[PATCH RFC V4 0/3] kvm: Improving directed yield in PLE handler

July 16th, 2012 - 04:30 am ET by Raghavendra K T | Report spam
Currently Pause Loop Exit (PLE) handler is doing directed yield to a
random vcpu on pl-exit. We already have filtering while choosing
the candidate to yield_to. This change adds more checks while choosing
a candidate to yield_to.

On a large vcpu guests, there is a high probability of
yielding to the same vcpu who had recently done a pause-loop exit.
Such a yield can lead to the vcpu spinning again.

The patchset keeps track of the pause loop exit and gives chance to a
vcpu which has:

(a) Not done pause loop exit at all (probably he is preempted lock-holder)

(b) vcpu skipped in last iteration because it did pause loop exit, and
probably has become eligible now (next eligible lock holder)

This concept also helps in cpu relax interception cases which use same handler.

Changes since V3:
- arch specific fix/changes (Christian)

Changes since v2:
- Move ple structure to common code (Avi)
- rename pause_loop_exited to cpu_relax_intercepted (Avi)
- add config HAVE_KVM_CPU_RELAX_INTERCEPT (Avi)
- Drop superfluous curly braces (Ingo)

Changes since v1:
- Add more documentation for structure and algorithm and Rename
plo ==> ple (Rik).
- change dy_eligible initial value to false. (otherwise very first directed
yield will not be skipped. (Nikunj)
- fixup signoff/from issue

Future enhancements:
(1) Currently we have a boolean to decide on eligibility of vcpu. It
would be nice if I get feedback on guest (>32 vcpu) whether we can
improve better with integer counter. (with counter = say f(log n )).

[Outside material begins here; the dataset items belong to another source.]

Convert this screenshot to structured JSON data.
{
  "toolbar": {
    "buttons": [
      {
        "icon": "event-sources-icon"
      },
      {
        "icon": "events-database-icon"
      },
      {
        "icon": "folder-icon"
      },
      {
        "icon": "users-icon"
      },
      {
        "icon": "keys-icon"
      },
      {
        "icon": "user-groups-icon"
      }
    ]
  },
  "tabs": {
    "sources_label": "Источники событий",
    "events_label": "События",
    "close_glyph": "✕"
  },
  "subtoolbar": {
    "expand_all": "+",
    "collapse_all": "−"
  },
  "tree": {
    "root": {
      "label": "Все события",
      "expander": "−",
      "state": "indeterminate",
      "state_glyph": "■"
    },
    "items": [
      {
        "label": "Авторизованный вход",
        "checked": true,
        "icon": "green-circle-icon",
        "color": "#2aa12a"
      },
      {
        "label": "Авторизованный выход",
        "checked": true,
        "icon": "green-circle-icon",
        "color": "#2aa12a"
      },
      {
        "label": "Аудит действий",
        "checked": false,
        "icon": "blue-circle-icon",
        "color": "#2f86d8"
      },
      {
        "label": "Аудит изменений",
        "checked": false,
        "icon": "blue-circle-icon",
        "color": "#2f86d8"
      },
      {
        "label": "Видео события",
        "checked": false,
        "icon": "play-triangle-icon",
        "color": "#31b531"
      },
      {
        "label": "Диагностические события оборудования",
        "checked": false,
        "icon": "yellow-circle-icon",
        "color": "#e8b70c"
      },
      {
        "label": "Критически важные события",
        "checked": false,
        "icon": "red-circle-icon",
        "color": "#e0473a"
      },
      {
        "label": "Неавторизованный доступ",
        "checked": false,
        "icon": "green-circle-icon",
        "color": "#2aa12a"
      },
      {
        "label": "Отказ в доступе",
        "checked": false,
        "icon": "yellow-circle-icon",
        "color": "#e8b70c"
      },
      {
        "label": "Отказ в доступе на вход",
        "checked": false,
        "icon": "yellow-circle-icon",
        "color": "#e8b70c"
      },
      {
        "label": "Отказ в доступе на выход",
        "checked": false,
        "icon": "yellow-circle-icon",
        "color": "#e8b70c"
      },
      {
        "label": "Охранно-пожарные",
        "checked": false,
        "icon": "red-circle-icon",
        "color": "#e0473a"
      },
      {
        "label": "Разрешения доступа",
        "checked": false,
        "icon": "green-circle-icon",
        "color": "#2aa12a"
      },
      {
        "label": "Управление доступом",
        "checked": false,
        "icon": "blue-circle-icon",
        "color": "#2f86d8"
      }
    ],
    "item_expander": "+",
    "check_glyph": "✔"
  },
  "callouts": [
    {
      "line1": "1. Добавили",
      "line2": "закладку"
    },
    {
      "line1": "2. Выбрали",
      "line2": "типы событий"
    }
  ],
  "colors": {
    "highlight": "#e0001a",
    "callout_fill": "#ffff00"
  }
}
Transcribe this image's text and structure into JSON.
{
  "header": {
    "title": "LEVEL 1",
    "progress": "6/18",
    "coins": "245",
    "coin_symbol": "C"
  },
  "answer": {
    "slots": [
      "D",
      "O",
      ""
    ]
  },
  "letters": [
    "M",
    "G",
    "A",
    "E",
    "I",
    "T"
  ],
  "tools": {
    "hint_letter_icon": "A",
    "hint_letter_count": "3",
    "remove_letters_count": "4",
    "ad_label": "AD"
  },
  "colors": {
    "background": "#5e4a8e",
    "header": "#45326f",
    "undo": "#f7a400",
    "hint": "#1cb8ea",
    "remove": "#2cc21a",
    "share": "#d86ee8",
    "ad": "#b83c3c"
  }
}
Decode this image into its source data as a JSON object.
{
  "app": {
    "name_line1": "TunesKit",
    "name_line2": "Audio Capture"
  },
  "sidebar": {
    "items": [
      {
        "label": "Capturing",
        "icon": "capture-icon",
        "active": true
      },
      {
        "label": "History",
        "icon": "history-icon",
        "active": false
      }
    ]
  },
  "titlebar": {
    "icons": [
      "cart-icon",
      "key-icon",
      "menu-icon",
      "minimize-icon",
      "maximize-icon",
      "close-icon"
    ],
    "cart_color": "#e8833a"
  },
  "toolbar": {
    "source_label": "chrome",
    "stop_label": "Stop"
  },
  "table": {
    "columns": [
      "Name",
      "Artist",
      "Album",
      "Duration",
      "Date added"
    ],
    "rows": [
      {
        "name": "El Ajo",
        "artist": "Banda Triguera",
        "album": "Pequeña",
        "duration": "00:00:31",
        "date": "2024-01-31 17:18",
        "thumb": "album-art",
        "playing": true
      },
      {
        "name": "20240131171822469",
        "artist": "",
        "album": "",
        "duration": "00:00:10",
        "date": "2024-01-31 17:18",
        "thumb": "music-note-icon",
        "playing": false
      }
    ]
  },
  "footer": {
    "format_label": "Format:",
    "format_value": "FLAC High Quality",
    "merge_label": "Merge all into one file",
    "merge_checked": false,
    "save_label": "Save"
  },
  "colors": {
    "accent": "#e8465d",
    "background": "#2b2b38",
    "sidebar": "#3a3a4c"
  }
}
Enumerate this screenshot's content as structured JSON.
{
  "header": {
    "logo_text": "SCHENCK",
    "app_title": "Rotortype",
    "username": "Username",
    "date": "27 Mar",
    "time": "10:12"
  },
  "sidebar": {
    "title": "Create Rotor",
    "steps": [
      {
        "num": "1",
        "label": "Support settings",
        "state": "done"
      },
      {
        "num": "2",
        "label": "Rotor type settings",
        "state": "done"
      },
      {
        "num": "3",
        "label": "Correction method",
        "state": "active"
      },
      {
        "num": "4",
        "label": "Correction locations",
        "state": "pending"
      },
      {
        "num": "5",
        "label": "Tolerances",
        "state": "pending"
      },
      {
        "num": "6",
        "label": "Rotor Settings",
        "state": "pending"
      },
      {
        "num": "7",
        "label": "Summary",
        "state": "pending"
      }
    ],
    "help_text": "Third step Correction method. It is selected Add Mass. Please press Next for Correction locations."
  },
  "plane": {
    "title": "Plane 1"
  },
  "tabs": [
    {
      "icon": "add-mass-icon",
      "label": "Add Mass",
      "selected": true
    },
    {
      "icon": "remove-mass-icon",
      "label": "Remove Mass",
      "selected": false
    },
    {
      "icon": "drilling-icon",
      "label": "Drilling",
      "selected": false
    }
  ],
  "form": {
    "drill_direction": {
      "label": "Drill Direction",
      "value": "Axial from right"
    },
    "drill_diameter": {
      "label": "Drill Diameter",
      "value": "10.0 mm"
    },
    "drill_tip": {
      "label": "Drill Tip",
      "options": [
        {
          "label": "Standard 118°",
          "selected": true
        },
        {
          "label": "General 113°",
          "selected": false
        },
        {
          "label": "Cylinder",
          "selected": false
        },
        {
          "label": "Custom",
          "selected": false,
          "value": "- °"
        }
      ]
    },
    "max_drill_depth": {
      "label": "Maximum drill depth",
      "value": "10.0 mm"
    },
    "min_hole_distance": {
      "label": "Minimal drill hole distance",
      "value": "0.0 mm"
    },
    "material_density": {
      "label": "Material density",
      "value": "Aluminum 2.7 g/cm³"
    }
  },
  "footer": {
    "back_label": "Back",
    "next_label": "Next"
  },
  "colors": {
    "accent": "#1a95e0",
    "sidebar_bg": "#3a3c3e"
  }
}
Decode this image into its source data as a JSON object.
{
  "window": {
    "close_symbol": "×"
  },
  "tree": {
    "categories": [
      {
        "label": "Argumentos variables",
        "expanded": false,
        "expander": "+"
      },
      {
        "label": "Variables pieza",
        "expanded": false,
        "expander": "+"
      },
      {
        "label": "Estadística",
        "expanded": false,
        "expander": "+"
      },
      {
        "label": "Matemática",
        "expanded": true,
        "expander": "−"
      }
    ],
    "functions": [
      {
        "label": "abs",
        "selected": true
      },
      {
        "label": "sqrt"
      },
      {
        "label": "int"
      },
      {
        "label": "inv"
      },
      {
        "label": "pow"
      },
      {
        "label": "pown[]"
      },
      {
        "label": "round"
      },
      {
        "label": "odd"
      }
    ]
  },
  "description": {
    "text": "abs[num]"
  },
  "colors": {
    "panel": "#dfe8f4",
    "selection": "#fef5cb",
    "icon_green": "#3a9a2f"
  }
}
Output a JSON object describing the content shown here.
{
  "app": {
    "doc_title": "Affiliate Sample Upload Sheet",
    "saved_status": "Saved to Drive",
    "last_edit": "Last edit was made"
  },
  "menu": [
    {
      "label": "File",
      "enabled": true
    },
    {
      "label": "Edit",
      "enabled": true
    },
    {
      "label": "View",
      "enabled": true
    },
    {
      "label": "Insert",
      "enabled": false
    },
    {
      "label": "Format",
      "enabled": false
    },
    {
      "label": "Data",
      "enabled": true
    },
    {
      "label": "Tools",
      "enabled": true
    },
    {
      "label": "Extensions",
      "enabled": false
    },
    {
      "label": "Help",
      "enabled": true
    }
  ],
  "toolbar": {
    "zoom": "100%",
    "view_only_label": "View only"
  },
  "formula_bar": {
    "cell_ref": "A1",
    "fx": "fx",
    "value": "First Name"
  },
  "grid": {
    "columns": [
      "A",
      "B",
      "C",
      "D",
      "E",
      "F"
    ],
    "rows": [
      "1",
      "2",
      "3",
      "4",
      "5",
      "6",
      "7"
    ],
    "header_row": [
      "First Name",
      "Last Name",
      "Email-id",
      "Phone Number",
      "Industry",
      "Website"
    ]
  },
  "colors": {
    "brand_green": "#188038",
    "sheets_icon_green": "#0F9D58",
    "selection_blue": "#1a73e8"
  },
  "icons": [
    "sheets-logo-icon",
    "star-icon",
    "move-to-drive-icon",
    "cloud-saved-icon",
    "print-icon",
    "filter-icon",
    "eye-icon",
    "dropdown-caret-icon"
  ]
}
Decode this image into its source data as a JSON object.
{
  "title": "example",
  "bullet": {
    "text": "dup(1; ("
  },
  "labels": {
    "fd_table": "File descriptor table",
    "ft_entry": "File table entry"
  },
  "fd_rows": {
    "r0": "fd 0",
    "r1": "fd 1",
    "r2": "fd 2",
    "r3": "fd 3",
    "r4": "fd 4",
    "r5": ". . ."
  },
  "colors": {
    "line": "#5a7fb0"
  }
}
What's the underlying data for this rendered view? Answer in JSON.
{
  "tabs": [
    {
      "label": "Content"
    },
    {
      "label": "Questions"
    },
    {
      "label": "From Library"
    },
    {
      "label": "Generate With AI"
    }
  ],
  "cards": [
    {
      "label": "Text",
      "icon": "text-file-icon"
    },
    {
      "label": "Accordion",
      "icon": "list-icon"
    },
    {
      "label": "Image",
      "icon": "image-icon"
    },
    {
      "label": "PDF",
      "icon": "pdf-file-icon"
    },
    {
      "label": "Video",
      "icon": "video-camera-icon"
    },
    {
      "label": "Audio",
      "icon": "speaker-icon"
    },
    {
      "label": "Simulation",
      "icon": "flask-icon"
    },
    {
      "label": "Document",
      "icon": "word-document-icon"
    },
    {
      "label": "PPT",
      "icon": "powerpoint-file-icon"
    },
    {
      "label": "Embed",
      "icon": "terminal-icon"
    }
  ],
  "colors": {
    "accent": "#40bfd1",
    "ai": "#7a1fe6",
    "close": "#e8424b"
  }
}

(2) We have not considered system load during iteration of vcpu. With
that information we can limit the scan and also decide whether schedule()
is better. [ I am able to use #kicked vcpus to decide on this But may
be there are better ideas like information from global loadavg.]

(3) We can exploit this further with PV patches since it also knows about
next eligible lock-holder.

Summary: There is a very good improvement for moderate / no over-commit scenario
for kvm based guest on PLE machine.

Results: kernbench improves by around 30%, 6% for 1x,2x respectively
ebizzy improves by around 87%, 23% for 1x,2x respectively

Note: The patches are tested on x86.

Links
V1: https://lkml.org/lkml/2012/7/9/32
V2: https://lkml.org/lkml/2012/7/10/392
V3: https://lkml.org/lkml/2012/7/12/437

Raghavendra K T (3):
config: Add config to support ple or cpu relax optimzation
kvm : Note down when cpu relax intercepted or pause loop exited
kvm : Choose a better candidate for directed yield

arch/s390/kvm/Kconfig | 1 +
arch/x86/kvm/Kconfig | 1 +
include/linux/kvm_host.h | 42 ++++++++++++++++++++++++++++++++++++++++++
virt/kvm/Kconfig | 3 +++
virt/kvm/kvm_main.c | 40 ++++++++++++++++++++++++++++++++++++++++
5 files changed, 87 insertions(+), 0 deletions(-)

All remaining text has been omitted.